I have been witness to situations where despite of being fully equipped with the five major senses, the mortal one had to let silence take over. The moment when my little sister has asked me, if my parents were married in 1987, how come I was born in 1989, where was I during 1988, I found out how at times silence comes in handy. I am hoping my next generation would be smart enough to come up with an answer.
I could touch silence, the day when I saw my uncle, decorated with flowers, sleeping with utmost pleasure (or so it seemed) being driven away. There was chaos everywhere, from the sound of some familiar voice sobbing, to the smell of the incense sticks, and some unknown voices calling out to god, nobody looked tired. I stood there in the middle of the sounds and felt silence embracing me.
I tasted silence, while my second girlfriend raved on about how bad a kisser I was. Mindless slobbering of tongues did amuse me for a while, but after that I could taste nothing else but silence on my lips, and it tasted silently weird.
I smelt silence on the roads of Sikkim early in the morning, when the only notable thing around me was the dark pine forest.

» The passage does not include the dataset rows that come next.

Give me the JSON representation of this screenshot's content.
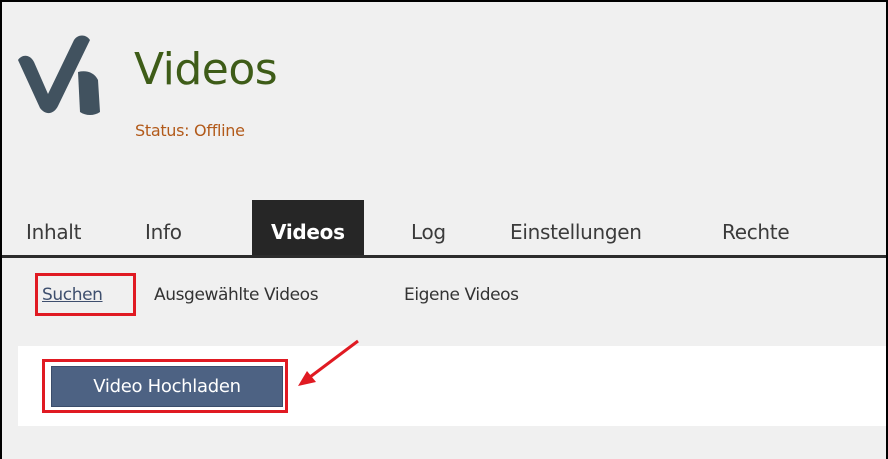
{
  "header": {
    "title": "Videos",
    "status": "Status: Offline"
  },
  "tabs": [
    {
      "label": "Inhalt",
      "active": false
    },
    {
      "label": "Info",
      "active": false
    },
    {
      "label": "Videos",
      "active": true
    },
    {
      "label": "Log",
      "active": false
    },
    {
      "label": "Einstellungen",
      "active": false
    },
    {
      "label": "Rechte",
      "active": false
    }
  ],
  "subnav": [
    {
      "label": "Suchen",
      "active": true
    },
    {
      "label": "Ausgewählte Videos",
      "active": false
    },
    {
      "label": "Eigene Videos",
      "active": false
    }
  ],
  "actions": {
    "upload_label": "Video Hochladen"
  },
  "colors": {
    "title": "#3e5c18",
    "status": "#b25a1a",
    "active_tab_bg": "#262626",
    "button_bg": "#4d6283",
    "highlight": "#e01a22"
  }
}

As the snows of Kanchenjunga took a pale yellow color and pines around me looked up to the blue infinity, I could feel the smell of silence that gave itself away to every visitor in the hills, amidst the shades of pine, every morning when the snows turned pale.
I heard silence when sitting in the wooden deck of a forest bunglaw, I succumbed to the charm of whisky and heard the forest enjoy their deep slumber. The wind did not bother to rustle the leaves and the cricket flies didn't bother to call out. In the dark beauty of a no moon night, the forest of Dooars pulled my ears to the sounds of silence.
And of course, I saw silence on the faces of my parents every time my results came out, on the face of all those who had been bribed by me to read what I wrote, and in your apathy my dear readers (if you have retained your patience till this).